Nigeria’s Opay is the only African fintech listed in the 2021 Top 250 by CB Insights

Ejike Kanife

The African tech startup space has continued to be dominated by financial technology companies. These fintech companies have gained more traction, attracted more funding and generally have positioned themselves as the beacons of the African tech space.

All the top 6 funding raised on the continent so far in 2021 have been raised by fintech companies. And all 5 tech unicorns in Africa today are fintech companies. This just shows how dominant financial services tech companies are on the continent.

However, only one of them was dominant enough to make CB Insight’s ranking of the Top 250 fintechs in the world.

Nigerian payments company, Opay, is the only fintech from Africa to make that hallowed Top 250 list. The fintech made the list for the second consecutive year.

The SoftBank-backed fintech company which only recently confirmed its unicorn status following a $400m raise was listed in the Payments Processing and Network subsector.

Last year, Africa had three startups in the list; Nigeria’s Opay and Palmpay, and South Africa’s Yoco.

Market map of the 2021 Fintech 250 winners, Nigeria's Opay is the only African fintech in 2021 global top 250 fintech cohort
Image: CB Insights

According to CB Insights, the 250 companies were selected from a pool of over 17,000 companies around the globe. While some of these companies applied for themselves, others were nominated.

The 2021 Fintech 250 cohort has raised approximately $73.8 billion in aggregate funding across nearly 1,200 deals since 2016. This includes startups at different investment stages of development, from early-stage companies to well-funded unicorns.

118 of the 250 companies selected (47%) are unicorns, all valued at $1 billion or above as of their latest funding round.

The fintechs were chosen based on several factors like data submitted by the companies, company business models and momentum in the market, and Mosaic scores, a CB Insights proprietary algorithm that measures the overall health and growth potential of private companies.

Opay’s long journey up

In 2019, Opay which has currently raised a total of $570 million in funding, launched its Nigerian operations in the country’s commercial capital, Lagos. From there it quickly spread its services to other parts of the country with a determination to eventually become a SuperApp.

But competing in the Nigerian market hasn’t been easy as the company which developed a strategy of playing in different markets to drive adoption of its fintech solution, suddenly found itself struggling to keep up.

After running on a heavily discounted fee of N10 per transaction for its services, the fintech drew the ire of its users in November 2019 when it suddenly hiked its charges to 2% of every transaction executed. Following a series of backlash, Opay was forced to apologise and announce a new price regime.

We have now reviewed our bank transfer fees and from 6 AM tomorrow, the fee for our bank transfers will be N45 for the first transaction of the day and 1% for subsequent ones,” a statement by the payment’s company read at the time.

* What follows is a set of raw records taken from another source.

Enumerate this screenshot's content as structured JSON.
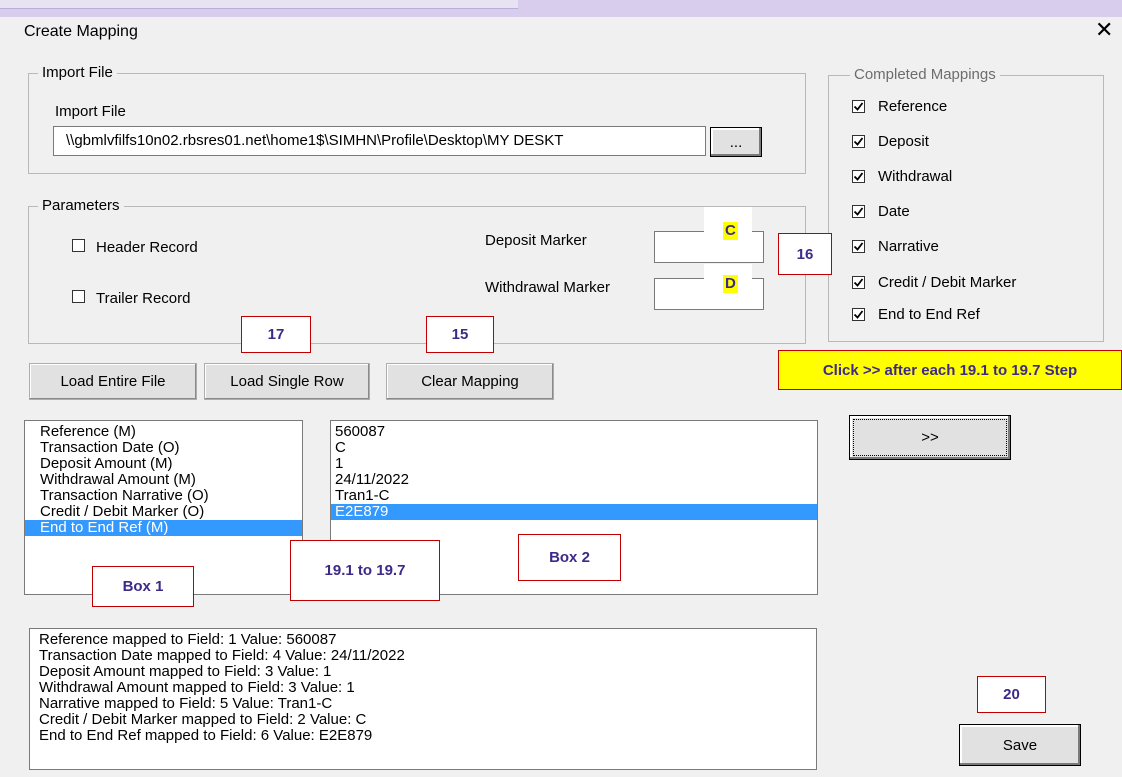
{
  "dialog": {
    "title": "Create Mapping",
    "close_glyph": "✕"
  },
  "import_group": {
    "legend": "Import File",
    "field_label": "Import File",
    "path_value": "\\\\gbmlvfilfs10n02.rbsres01.net\\home1$\\SIMHN\\Profile\\Desktop\\MY DESKT",
    "browse_label": "..."
  },
  "parameters_group": {
    "legend": "Parameters",
    "header_record_label": "Header Record",
    "trailer_record_label": "Trailer Record",
    "deposit_marker_label": "Deposit Marker",
    "withdrawal_marker_label": "Withdrawal Marker",
    "deposit_marker_value": "C",
    "withdrawal_marker_value": "D"
  },
  "completed_group": {
    "legend": "Completed Mappings",
    "items": [
      {
        "label": "Reference",
        "checked": true
      },
      {
        "label": "Deposit",
        "checked": true
      },
      {
        "label": "Withdrawal",
        "checked": true
      },
      {
        "label": "Date",
        "checked": true
      },
      {
        "label": "Narrative",
        "checked": true
      },
      {
        "label": "Credit / Debit Marker",
        "checked": true
      },
      {
        "label": "End to End Ref",
        "checked": true
      }
    ]
  },
  "buttons": {
    "load_entire": "Load Entire File",
    "load_single": "Load Single Row",
    "clear_mapping": "Clear Mapping",
    "map_next": ">>",
    "save": "Save"
  },
  "box1": {
    "items": [
      "Reference (M)",
      "Transaction Date (O)",
      "Deposit Amount (M)",
      "Withdrawal Amount (M)",
      "Transaction Narrative (O)",
      "Credit / Debit Marker (O)",
      "End to End Ref (M)"
    ],
    "selected_index": 6
  },
  "box2": {
    "items": [
      "560087",
      "C",
      "1",
      "24/11/2022",
      "Tran1-C",
      "E2E879"
    ],
    "selected_index": 5
  },
  "log": {
    "lines": [
      "Reference mapped to Field: 1 Value: 560087",
      "Transaction Date mapped to Field: 4 Value: 24/11/2022",
      "Deposit Amount mapped to Field: 3 Value: 1",
      "Withdrawal Amount mapped to Field: 3 Value: 1",
      "Narrative mapped to Field: 5 Value: Tran1-C",
      "Credit / Debit Marker mapped to Field: 2 Value: C",
      "End to End Ref mapped to Field: 6 Value: E2E879"
    ]
  },
  "annotations": {
    "step16": "16",
    "step17": "17",
    "step15": "15",
    "step20": "20",
    "step19": "19.1 to 19.7",
    "box1_label": "Box 1",
    "box2_label": "Box 2",
    "instruction": "Click >> after each 19.1 to  19.7 Step"
  },
  "colors": {
    "selection": "#3399ff",
    "annotation_border": "#c00000",
    "annotation_text": "#3d2a86",
    "highlight": "#ffff00"
  }
}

Nonetheless, this didn’t stop users who have grown accustomed to the startup’s cheap charges to seek for more favourable options elsewhere. The heavily reduced charges was a major component of its model at the time.

Opay parent company, Opera also found itself under regulatory scrutiny when several of its fintech apps including CashBean (India), OKash (OPay, Nigeria), and OPesa (Kenya) came under threat of being kicked out of the playstore.

An investigation by Hidenburg Research, suggested that the apps offer predatory loans that come with deceptive descriptions.

The research report indicates that while the apps claim to offer maximum annual percentage rate (APR) of about 33% or less, the actual rates were much higher, as much as 438% in the case of OPesa.

And although they claim to offer a repayment period of 60 to 90 days, in compliance with Google’s new policy for lending apps, the real length was no more than 29 days (for OKash) and sometimes 15 days.

These go against Google’s regulations for loan apps which recommend a 60-day minimum repayment period and Annual Percentage Rate (APR) of 36% or lower.

But the fintech has since risen above these challenges to position itself as one of the leading fintech solutions in Africa and indeed, the world. In December 2019, it launched a USSD service for mobile transactions to allow users bank without data, thus becoming a frontrunner in the race to bank the unbanked.

The company said its monthly transaction volume now exceeds $3 billion. It also boasts over 300,000 agents and more than 5 million users across Nigeria. Opay is also eyeing expansion into other African markets as well as the Middle East.